14.12.2004 - Medienberichten zufolge bekommt Stoiber im Kabinett einen Wutausbruch, weil er vom Kultusministerium nicht rechtzeitig über den Lehrermangel im Freistaat informiert wurde. Außerdem dringt angeblich der Münchner CSU-Vorstand auf den Rücktritt Hohlmeiers, um die Partei vor dem geplanten Untersuchungsausschusses zu bewahren.

16.12.2004 - Der Hohlmeier-Untersuchungsausschuss des Landtags nimmt seine Arbeit auf.

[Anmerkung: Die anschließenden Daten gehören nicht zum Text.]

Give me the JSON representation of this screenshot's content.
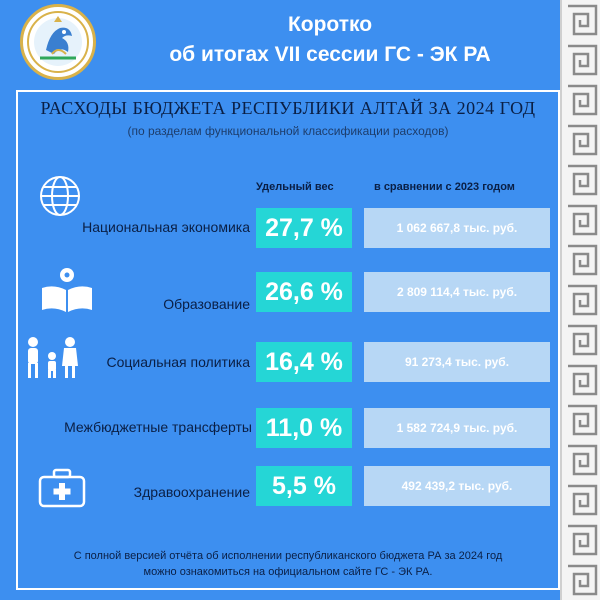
{
  "header": {
    "title_line1": "Коротко",
    "title_line2": "об итогах VII сессии ГС - ЭК РА"
  },
  "report": {
    "title": "РАСХОДЫ БЮДЖЕТА РЕСПУБЛИКИ АЛТАЙ ЗА 2024 ГОД",
    "subtitle": "(по разделам функциональной классификации расходов)",
    "col_share": "Удельный вес",
    "col_compare": "в сравнении с 2023 годом",
    "rows": [
      {
        "label": "Национальная экономика",
        "share": "27,7 %",
        "compare": "1 062 667,8 тыс. руб.",
        "icon": "globe-icon"
      },
      {
        "label": "Образование",
        "share": "26,6 %",
        "compare": "2 809 114,4 тыс. руб.",
        "icon": "open-book-icon"
      },
      {
        "label": "Социальная политика",
        "share": "16,4 %",
        "compare": "91 273,4 тыс. руб.",
        "icon": "family-icon"
      },
      {
        "label": "Межбюджетные трансферты",
        "share": "11,0 %",
        "compare": "1 582 724,9 тыс. руб.",
        "icon": "none"
      },
      {
        "label": "Здравоохранение",
        "share": "5,5 %",
        "compare": "492 439,2 тыс. руб.",
        "icon": "medical-kit-icon"
      }
    ],
    "footnote_line1": "С полной версией отчёта об исполнении республиканского бюджета РА за 2024 год",
    "footnote_line2": "можно ознакомиться на официальном сайте ГС - ЭК РА."
  },
  "colors": {
    "background": "#3d8ff0",
    "value_box": "#25d6d6",
    "compare_box": "#b7d7f5",
    "plus_sign": "#e01f25"
  }
}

21.12.2004 - Das bayerische Kabinett fasst erste Beschlüsse zum Kampf gegen den Lehrermangel. Hohlmeier dankt Stoiber für die "außerordentlich große Solidarität".

13.1.2005 - Die CSU-Landtagsfraktion stellt sich hinter Hohlmeiers Konzept im Kampf gegen den Lehrermangel in Bayern.

7.4.2005 - Im Untersuchungsausschuss sagen Staatsanwälte aus, dass Hohlmeier von den Wahlmanipulationen in der Münchner CSU gewusst haben soll. Dies hatte sie immer bestritten.

9.4.2005 - Zeitungen zitieren anonyme CSU-Politiker mit dem Ruf nach einer Entlassung von Hohlmeier, weil sie "gelogen" habe.

11.4.2005 - Auch bei einer Sitzung des Münchner CSU-Vorstands gibt es massive Kritik an Hohlmeier. Stoiber wird zum Handeln aufgefordert.